Monday, March 24, 2008

Cinnamon Rolls? Yes. Blueberry Rolls? Also Yes!

There's something about the hearty decadence of breakfast pastries. Breakfast is the one meal where sweets are a standard part of the menu, and yet (pace Bill Cosby) you wouldn't want just to eat a piece of cake for breakfast. So you need something more substantial. Something like candy, but in bread form. As far as pastries are concerned, I'm very happy to let someone else make them for me and pay them for their efforts. It's extremely unlikely that I've ever attempt anything as involved as these in my own home. Cinnamon rolls are about as ambitious as I get in the morning.
The other week I came across this recipe after a link to the site from Bitch Ph.D. No, my rolls wouldn't look as nice as hers, and even if they did, our camera isn't good enough to capture it, but still I could try.
So, Sunday before last, after having made the dough the night before and letting it rise over night, I got up early in the morning to roll out my rolls. I divided the dough in half, freezing half for later rolls, rolled out what was left, slathered it with butter and then cinnamon sugar (the red bits you see below are cinnamon candies that got mixed in with the cinnamon sugar after a recipe I can no longer remember), rolled it up, cut it into eight parts, covered it and went back to bed to let it rise.

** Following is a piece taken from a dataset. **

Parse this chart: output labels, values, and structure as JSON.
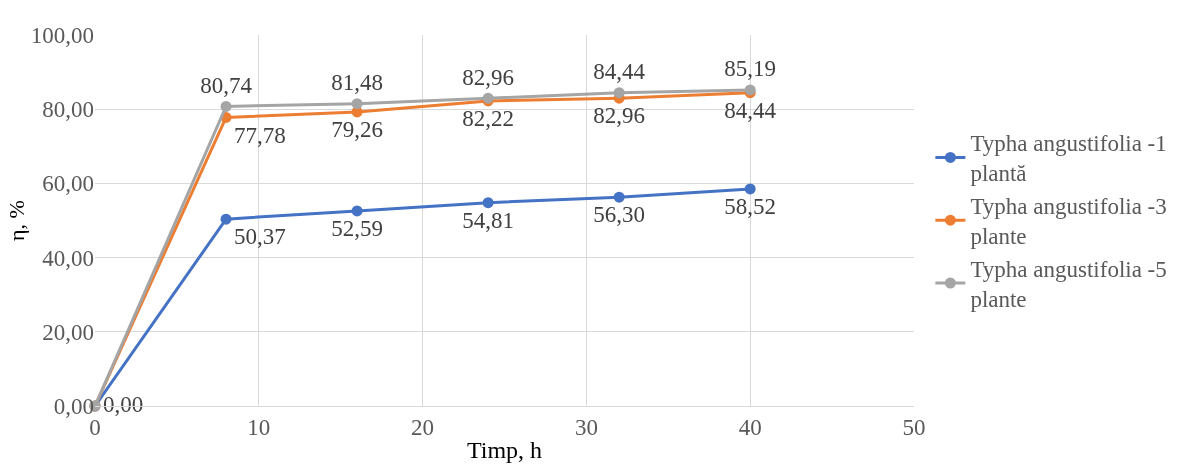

When the timer went off in the kitchen, I came back out and put it in the oven then crawled back into bed to await the cinnamon rolly goodness.

And there it is. They were tasty and flaky and sweet but not too sweet (per Nabeela's suggestion, I upped the sugar in the dough to 3/4 C). Fresh baked bread and cinnamon is a truly wonderful combination of smells, but I wondered if there wasn't something else that we could try. Then I noticed that the our blueberry jam was especially thick...

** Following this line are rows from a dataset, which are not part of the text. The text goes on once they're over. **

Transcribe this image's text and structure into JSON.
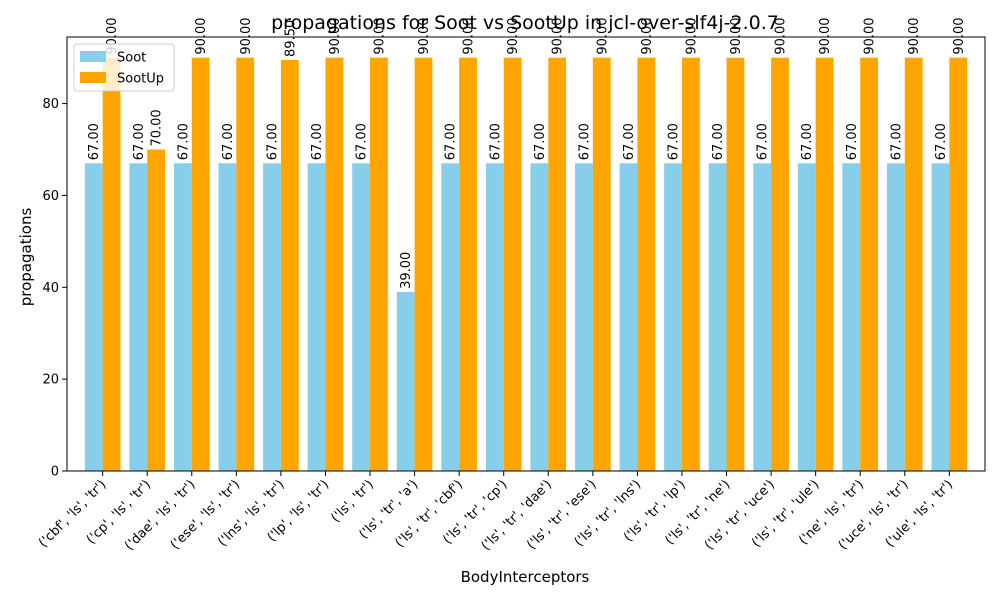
{
  "chart_data": {
    "type": "bar",
    "title": "propagations for Soot vs SootUp in jcl-over-slf4j-2.0.7",
    "xlabel": "BodyInterceptors",
    "ylabel": "propagations",
    "ylim": [
      0,
      94.5
    ],
    "yticks": [
      0,
      20,
      40,
      60,
      80
    ],
    "grid": false,
    "legend_position": "top-left",
    "categories": [
      "('cbf', 'ls', 'tr')",
      "('cp', 'ls', 'tr')",
      "('dae', 'ls', 'tr')",
      "('ese', 'ls', 'tr')",
      "('lns', 'ls', 'tr')",
      "('lp', 'ls', 'tr')",
      "('ls', 'tr')",
      "('ls', 'tr', 'a')",
      "('ls', 'tr', 'cbf')",
      "('ls', 'tr', 'cp')",
      "('ls', 'tr', 'dae')",
      "('ls', 'tr', 'ese')",
      "('ls', 'tr', 'lns')",
      "('ls', 'tr', 'lp')",
      "('ls', 'tr', 'ne')",
      "('ls', 'tr', 'uce')",
      "('ls', 'tr', 'ule')",
      "('ne', 'ls', 'tr')",
      "('uce', 'ls', 'tr')",
      "('ule', 'ls', 'tr')"
    ],
    "series": [
      {
        "name": "Soot",
        "color": "#87ceeb",
        "values": [
          67,
          67,
          67,
          67,
          67,
          67,
          67,
          39,
          67,
          67,
          67,
          67,
          67,
          67,
          67,
          67,
          67,
          67,
          67,
          67
        ]
      },
      {
        "name": "SootUp",
        "color": "#ffa500",
        "values": [
          90,
          70,
          90,
          90,
          89.5,
          90,
          90,
          90,
          90,
          90,
          90,
          90,
          90,
          90,
          90,
          90,
          90,
          90,
          90,
          90
        ]
      }
    ],
    "data_labels": [
      [
        "67.00",
        "67.00",
        "67.00",
        "67.00",
        "67.00",
        "67.00",
        "67.00",
        "39.00",
        "67.00",
        "67.00",
        "67.00",
        "67.00",
        "67.00",
        "67.00",
        "67.00",
        "67.00",
        "67.00",
        "67.00",
        "67.00",
        "67.00"
      ],
      [
        "90.00",
        "70.00",
        "90.00",
        "90.00",
        "89.50",
        "90.00",
        "90.00",
        "90.00",
        "90.00",
        "90.00",
        "90.00",
        "90.00",
        "90.00",
        "90.00",
        "90.00",
        "90.00",
        "90.00",
        "90.00",
        "90.00",
        "90.00"
      ]
    ]
  }
}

So we used butter, sugar, and jam for the filling, and Julie decided to be more aggressive with the icing. And it worked! The jam was thick enough that it didn't run and the blueberry came across as a distinct flavor, rather than just being swallowed up by the sweet. They're enough advance work that I'd save them for special occasions, but I'd definitely make them again.




Wednesday, March 5, 2008

Potato Vegetable Gratin

Julie and I were talking about it, and while we both certainly grew up with plenty of potato dishes, au gratin potatoes (not even the Franglaise term, potatoes au gratin) came from one of two places: from a red box that seemed to live indefinitely in the pantry, or, later, in all their orangey congealed glory, in the chafing dish of some slightly exotic buffet. They did not look or taste like this:



Ignore the burnt bits at the side. Those wash right off the pan (it's amazing that way), and the gratin itself was not at all burnt or dry. On the contrary, it was tender and soft and full of rich complex nutty goodness. Sigh...

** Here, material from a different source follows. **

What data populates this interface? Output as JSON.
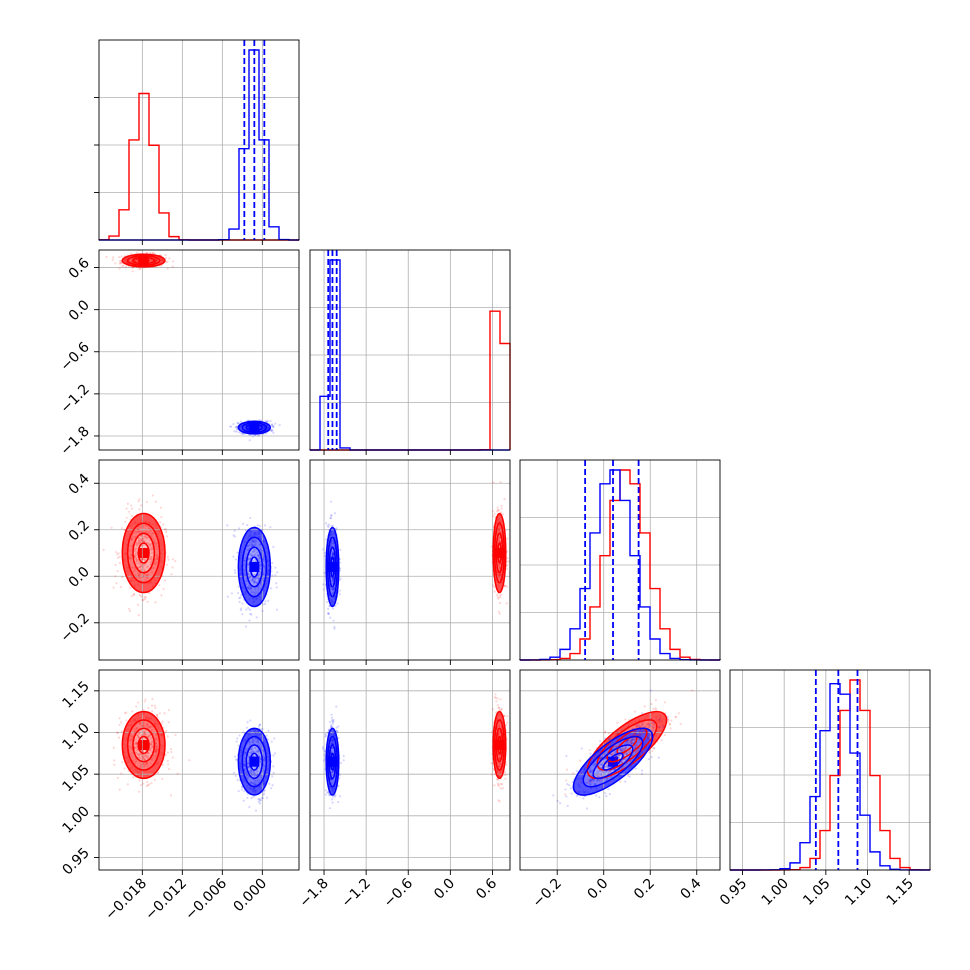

I've mentioned the gratin thing before. I started making them at the end of last year as a way to use up aging potatoes, and whatever else sounded delicious. Prep for this is actually quite easy, once you get the hang of not bleeding profusely with the mandolin slicer. I use a variation of this recipe. You could use raw portabelo slices, like the recipe say, but you can also substitute whatever you have or is in season. This time I caramelized some onions, sauteed sliced criminis with them and then sprinkled them in between the layers along with some sliced Brussels sprouts.


I know that this is usually thought of as a side dish, but, if you do it up right, a piece of this, a simple salad and maybe a glass of red wine can be an amazingly satisfying meal.